サザビー 「勘だったの!!おいおい、振り回されちゃったよ・・・」

阿部   「・・・すまん」


そろそろホテルに帰ろうかと話していると、二手に分かれた田中から連絡が入った。


田中   「おおおおおお!!!あった!!あった!!」

阿部   「見つけたか!!」

田中   「ええ、ナンバーは・・・・でしたよね」

阿部   「ああ、それだ。どこだ?」

田中   「・・・・海公園の駐車場で・・場所は・・・」

阿部   「よしっ、ナビに入れた。お前は辺りを探ってくれ」

田中   「了解です!!」


私は急いで、その駐車場に向かった。
走る事約30分、私はその駐車場に到着した。

まるで乗り捨てられた車のように乱雑に2台の車が停まっている。


サザビー 「アレだな。」

阿部   「ああ、田中はどこ行ったのかな?」

サザビー 「・・・探しにいくか」

阿部   「ああ、行ってみるか。
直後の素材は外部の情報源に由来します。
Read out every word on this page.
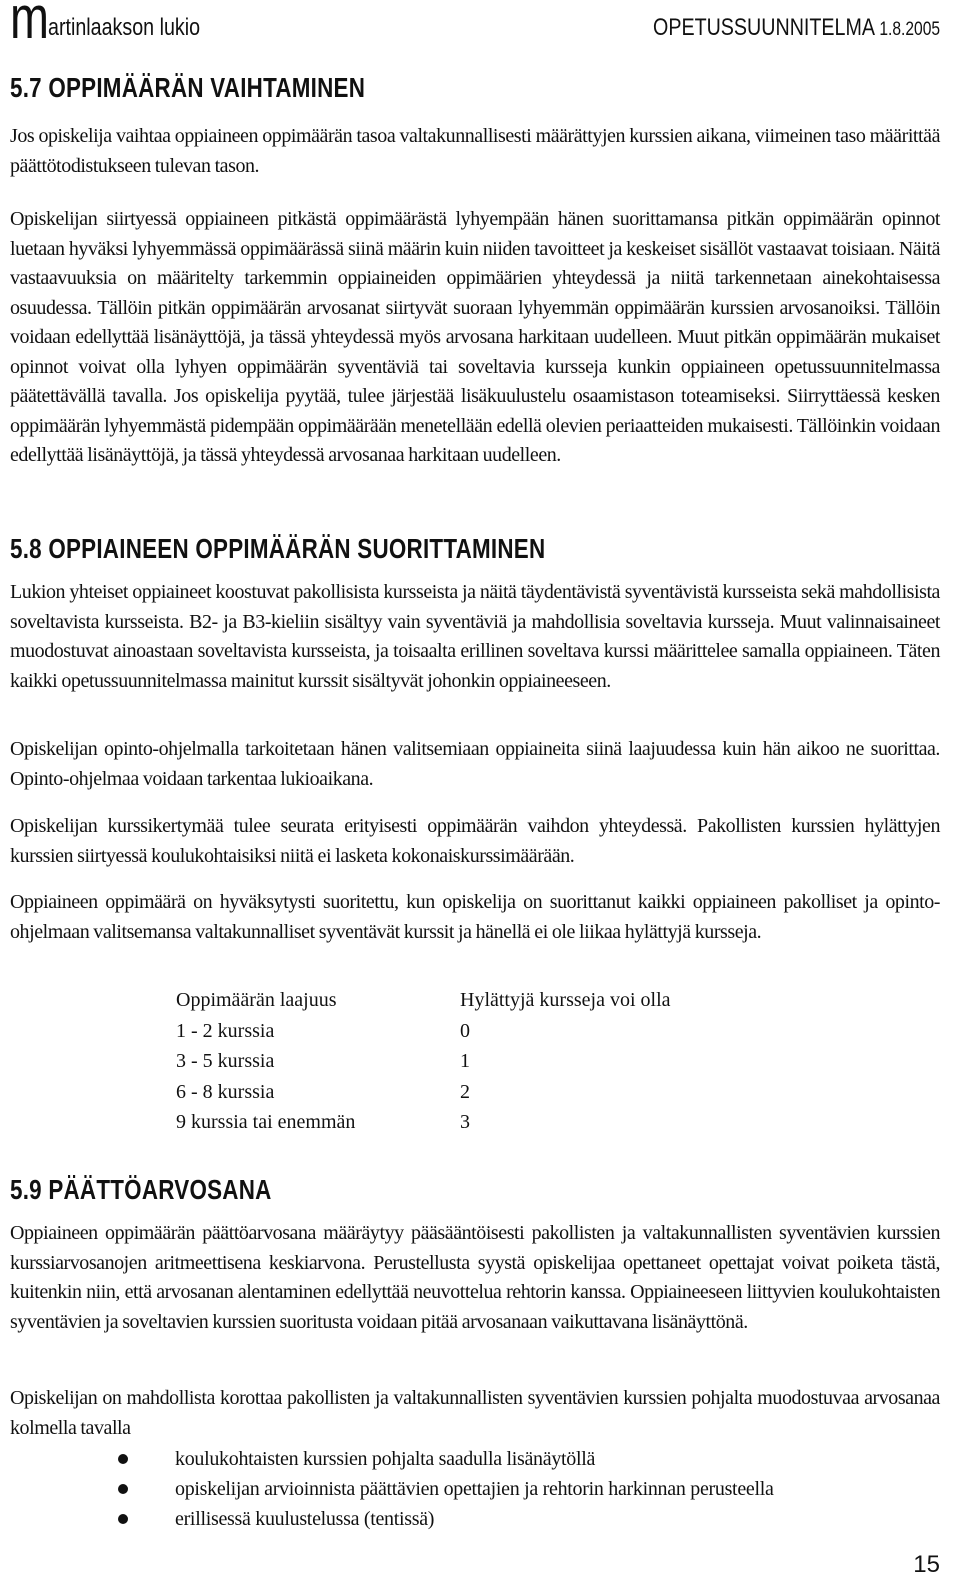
m artinlaakson lukio	OPETUSSUUNNITELMA 1.8.2005
5.7 OPPIMÄÄRÄN VAIHTAMINEN

Jos opiskelija vaihtaa oppiaineen oppimäärän tasoa valtakunnallisesti määrättyjen kurssien aikana, viimeinen taso määrittää päättötodistukseen tulevan tason.

Opiskelijan siirtyessä oppiaineen pitkästä oppimäärästä lyhyempään hänen suorittamansa pitkän oppimäärän opinnot luetaan hyväksi lyhyemmässä oppimäärässä siinä määrin kuin niiden tavoitteet ja keskeiset sisällöt vastaavat toisiaan. Näitä vastaavuuksia on määritelty tarkemmin oppiaineiden oppimäärien yhteydessä ja niitä tarkennetaan ainekohtaisessa osuudessa. Tällöin pitkän oppimäärän arvosanat siirtyvät suoraan lyhyemmän oppimäärän kurssien arvosanoiksi. Tällöin voidaan edellyttää lisänäyttöjä, ja tässä yhteydessä myös arvosana harkitaan uudelleen. Muut pitkän oppimäärän mukaiset opinnot voivat olla lyhyen oppimäärän syventäviä tai soveltavia kursseja kunkin oppiaineen opetussuunnitelmassa päätettävällä tavalla. Jos opiskelija pyytää, tulee järjestää lisäkuulustelu osaamistason toteamiseksi. Siirryttäessä kesken oppimäärän lyhyemmästä pidempään oppimäärään menetellään edellä olevien periaatteiden mukaisesti. Tällöinkin voidaan edellyttää lisänäyttöjä, ja tässä yhteydessä arvosanaa harkitaan uudelleen.

5.8 OPPIAINEEN OPPIMÄÄRÄN SUORITTAMINEN

Lukion yhteiset oppiaineet koostuvat pakollisista kursseista ja näitä täydentävistä syventävistä kursseista sekä mahdollisista soveltavista kursseista. B2- ja B3-kieliin sisältyy vain syventäviä ja mahdollisia soveltavia kursseja. Muut valinnaisaineet muodostuvat ainoastaan soveltavista kursseista, ja toisaalta erillinen soveltava kurssi määrittelee samalla oppiaineen. Täten kaikki opetussuunnitelmassa mainitut kurssit sisältyvät johonkin oppiaineeseen.

Opiskelijan opinto-ohjelmalla tarkoitetaan hänen valitsemiaan oppiaineita siinä laajuudessa kuin hän aikoo ne suorittaa. Opinto-ohjelmaa voidaan tarkentaa lukioaikana.

Opiskelijan kurssikertymää tulee seurata erityisesti oppimäärän vaihdon yhteydessä. Pakollisten kurssien hylättyjen kurssien siirtyessä koulukohtaisiksi niitä ei lasketa kokonaiskurssimäärään.

Oppiaineen oppimäärä on hyväksytysti suoritettu, kun opiskelija on suorittanut kaikki oppiaineen pakolliset ja opinto-ohjelmaan valitsemansa valtakunnalliset syventävät kurssit ja hänellä ei ole liikaa hylättyjä kursseja.

Oppimäärän laajuus	Hylättyjä kursseja voi olla
1 - 2 kurssia	0
3 - 5 kurssia	1
6 - 8 kurssia	2
9 kurssia tai enemmän	3
5.9 PÄÄTTÖARVOSANA

Oppiaineen oppimäärän päättöarvosana määräytyy pääsääntöisesti pakollisten ja valtakunnallisten syventävien kurssien kurssiarvosanojen aritmeettisena keskiarvona. Perustellusta syystä opiskelijaa opettaneet opettajat voivat poiketa tästä, kuitenkin niin, että arvosanan alentaminen edellyttää neuvottelua rehtorin kanssa. Oppiaineeseen liittyvien koulukohtaisten syventävien ja soveltavien kurssien suoritusta voidaan pitää arvosanaan vaikuttavana lisänäyttönä.

Opiskelijan on mahdollista korottaa pakollisten ja valtakunnallisten syventävien kurssien pohjalta muodostuvaa arvosanaa kolmella tavalla

koulukohtaisten kurssien pohjalta saadulla lisänäytöllä
opiskelijan arvioinnista päättävien opettajien ja rehtorin harkinnan perusteella
erillisessä kuulustelussa (tentissä)
15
しかし、真っ暗だな・・・」


あとでわかった事だが、この辺りは自殺者が多く、近所の人は夜は寄り付かない
場所であったそうだ。


サザビー 「何だよ」

阿部   「は?何?」

サザビー 「今、俺の肩をトントンってしたろ?」

阿部   「してねぇーよ」

サザビー 「えっ?したよ」

阿部   「バカヤロウ、これ見てみろ、俺の両手は塞がってるだろ。」

サザビー 「・・・・じゃあ、今の何?」

阿部   「・・・・もしかして・・・」

サザビー 「皆まで言うな!!・・・はぁ~、帰りてぇ・・・」

阿部   「おっ、アレはブーじゃないか?」

サザビー 「おっ、ブーちゃん発見!!お~い、ブー!!!」

田中   「ブーじゃないでしょ!!」


田中は無事に佐藤氏を確保して戻ってきていた。
もちろん、ブリーフケースも無事に回収した。

そして、帰り道。


阿部   「そういえば、田中、お前、あの状況でどうやって見つけたの?」

田中   「根性です!!」

サザビー 「いや、もう暗くて、5メートル先は見えなったぜ」

田中   「根性があれば見えます!!」

サザビー 「どんな目じゃいっ!!お前はデビルマンか!!」

田中   「実は声がしたんですよ。こっち、こっちって」

阿部   「ああ、呼んでたんだな」

田中   「いや、別の人・・・男の声だったような・・」

阿部   「あそこには、俺らしかいなかったぜ」

田中   「え?・・・またまた、冗談ばっかり!!ってマジですか」

サザビー 「大マジです」

阿部   「・・・そういや、あそこは自殺の名所らしいぜ」

田中   「・・・・この辺って神社とかありましたっけ」

サザビー 「よく聞いた!!ついでに二条城とちょっと足伸ばして彦根城と・・・」


二人は仲良くお参りに行ってから帰ることになった。